Sam Gerrard finds himself on a prisoner-transport plane that crash lands after one of the prisoners attempts to kill a fellow inmate. All men are accounted for, minus one (sound familiar?), and so begins another extensive man hunt. Tommy Lee Jones breaks into his steely Award-winning persona and takes command of the situation with a massive dose of de ja-vu. A perimeter is set as Gerrard and his team head out into the bayous of Southern Illinois in search of the new fugitive, Mark Roberts (Wesley Snipes). Joining the crew is an agent from the Diplomatic Security Service (Robert Downey Jr) who steps off with the wrong foot and is at odds with Gerrard's methods.
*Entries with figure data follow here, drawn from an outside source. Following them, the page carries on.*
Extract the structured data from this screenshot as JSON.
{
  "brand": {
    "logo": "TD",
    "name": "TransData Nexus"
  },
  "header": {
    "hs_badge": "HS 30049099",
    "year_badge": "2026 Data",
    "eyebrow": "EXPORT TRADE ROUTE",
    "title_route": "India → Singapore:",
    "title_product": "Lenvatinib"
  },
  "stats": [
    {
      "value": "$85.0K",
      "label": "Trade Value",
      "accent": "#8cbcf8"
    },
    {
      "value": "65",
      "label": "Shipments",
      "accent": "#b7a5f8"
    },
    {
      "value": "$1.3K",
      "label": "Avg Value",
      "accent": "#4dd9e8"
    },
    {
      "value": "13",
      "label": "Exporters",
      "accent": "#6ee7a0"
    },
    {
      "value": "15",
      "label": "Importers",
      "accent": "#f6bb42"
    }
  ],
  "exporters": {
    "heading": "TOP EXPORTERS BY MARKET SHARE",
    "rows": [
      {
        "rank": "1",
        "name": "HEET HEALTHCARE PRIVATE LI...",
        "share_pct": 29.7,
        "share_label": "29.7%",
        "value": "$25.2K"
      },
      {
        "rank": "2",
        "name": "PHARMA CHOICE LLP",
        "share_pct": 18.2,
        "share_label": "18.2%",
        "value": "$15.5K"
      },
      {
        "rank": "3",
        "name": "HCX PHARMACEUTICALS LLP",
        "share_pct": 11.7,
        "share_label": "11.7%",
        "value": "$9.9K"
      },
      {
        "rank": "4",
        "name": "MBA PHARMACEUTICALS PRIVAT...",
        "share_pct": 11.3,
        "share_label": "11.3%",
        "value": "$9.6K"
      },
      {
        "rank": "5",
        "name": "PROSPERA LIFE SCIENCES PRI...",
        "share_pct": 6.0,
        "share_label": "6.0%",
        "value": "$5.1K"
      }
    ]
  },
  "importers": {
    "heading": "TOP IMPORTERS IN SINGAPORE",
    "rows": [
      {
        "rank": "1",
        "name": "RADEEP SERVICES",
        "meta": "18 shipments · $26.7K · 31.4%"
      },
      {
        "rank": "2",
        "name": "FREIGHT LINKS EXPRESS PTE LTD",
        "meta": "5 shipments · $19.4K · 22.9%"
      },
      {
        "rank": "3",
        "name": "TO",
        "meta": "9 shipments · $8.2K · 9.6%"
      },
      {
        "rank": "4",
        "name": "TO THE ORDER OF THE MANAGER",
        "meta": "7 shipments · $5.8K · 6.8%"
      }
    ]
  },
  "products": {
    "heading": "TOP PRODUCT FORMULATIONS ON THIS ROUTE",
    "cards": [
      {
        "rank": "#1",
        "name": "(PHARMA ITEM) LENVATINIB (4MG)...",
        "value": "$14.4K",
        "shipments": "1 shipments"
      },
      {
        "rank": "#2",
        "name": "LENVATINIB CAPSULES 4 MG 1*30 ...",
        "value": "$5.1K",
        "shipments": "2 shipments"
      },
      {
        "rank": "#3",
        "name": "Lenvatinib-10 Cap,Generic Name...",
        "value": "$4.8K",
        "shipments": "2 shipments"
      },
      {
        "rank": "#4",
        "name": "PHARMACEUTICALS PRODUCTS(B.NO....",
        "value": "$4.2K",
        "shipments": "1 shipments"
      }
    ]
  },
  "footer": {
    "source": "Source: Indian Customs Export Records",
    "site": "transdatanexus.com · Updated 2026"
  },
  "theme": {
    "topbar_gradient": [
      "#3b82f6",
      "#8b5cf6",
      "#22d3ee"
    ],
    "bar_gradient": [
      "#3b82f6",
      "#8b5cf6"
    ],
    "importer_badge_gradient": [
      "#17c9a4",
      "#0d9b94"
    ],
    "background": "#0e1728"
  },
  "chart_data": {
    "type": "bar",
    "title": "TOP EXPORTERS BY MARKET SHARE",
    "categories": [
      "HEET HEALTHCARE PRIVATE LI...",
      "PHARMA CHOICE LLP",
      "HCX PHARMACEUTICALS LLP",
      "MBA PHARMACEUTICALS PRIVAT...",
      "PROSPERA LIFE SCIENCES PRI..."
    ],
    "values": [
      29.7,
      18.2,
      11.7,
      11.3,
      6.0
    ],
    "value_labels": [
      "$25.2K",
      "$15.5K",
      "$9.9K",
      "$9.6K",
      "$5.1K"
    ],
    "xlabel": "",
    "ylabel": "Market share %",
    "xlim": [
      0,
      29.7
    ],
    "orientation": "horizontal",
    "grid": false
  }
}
Once you accept that US MARSHALS is a carbon-copy of THE FUGITIVE and accept it for what it's worth then you will enjoy the film a lot more than audiences did back in 1998. Jone's steps back into Gerrard's shoes with ease and is given the entire film to flex his muscles. With his character now the central protagonist the story takes on a new dimension with a greater focus on the character and a stronger emphasis on the action. The storyline is a lot more complex (perhaps for it's own good) and the fugitive’s backstory is well distanced from Kimble's story in the original. At 133-minutes the duration is the same (slightly too long in this case) and the flow of the narrative is fluid. Watching Jone's take charge is a wonderful thing and the tragedy – in my mind – is that this never became a bigger franchise.
The possibility for an ongoing franchise was huge, and the character of Gerrard (and his team) deserved a few more adventures. Tommy Lee Jones went on to star in William Friedkin's RAMBO-esque thriller THE HUNTED and took on a role that was practically identical to Gerrard, proving that there was life in the old boy yet.... and again in THE MISSING. At 70-years of age there isn't a hope in hell that he'll ever take on the role again, and so obsessive film nerds like me will just have to dream of what could have been (imagine if he'd gone after a serial killer... that would have been unreal).
When it comes to underrated and undervalued sequels, US MARSHALS is one of them. It stands alone as an action-packed thriller and also serves as a perfectly adequate character progression. It doesn't take anything away from THE FUGITIVE, and it successfully creates an avenue for further stories... that will sadly never happen.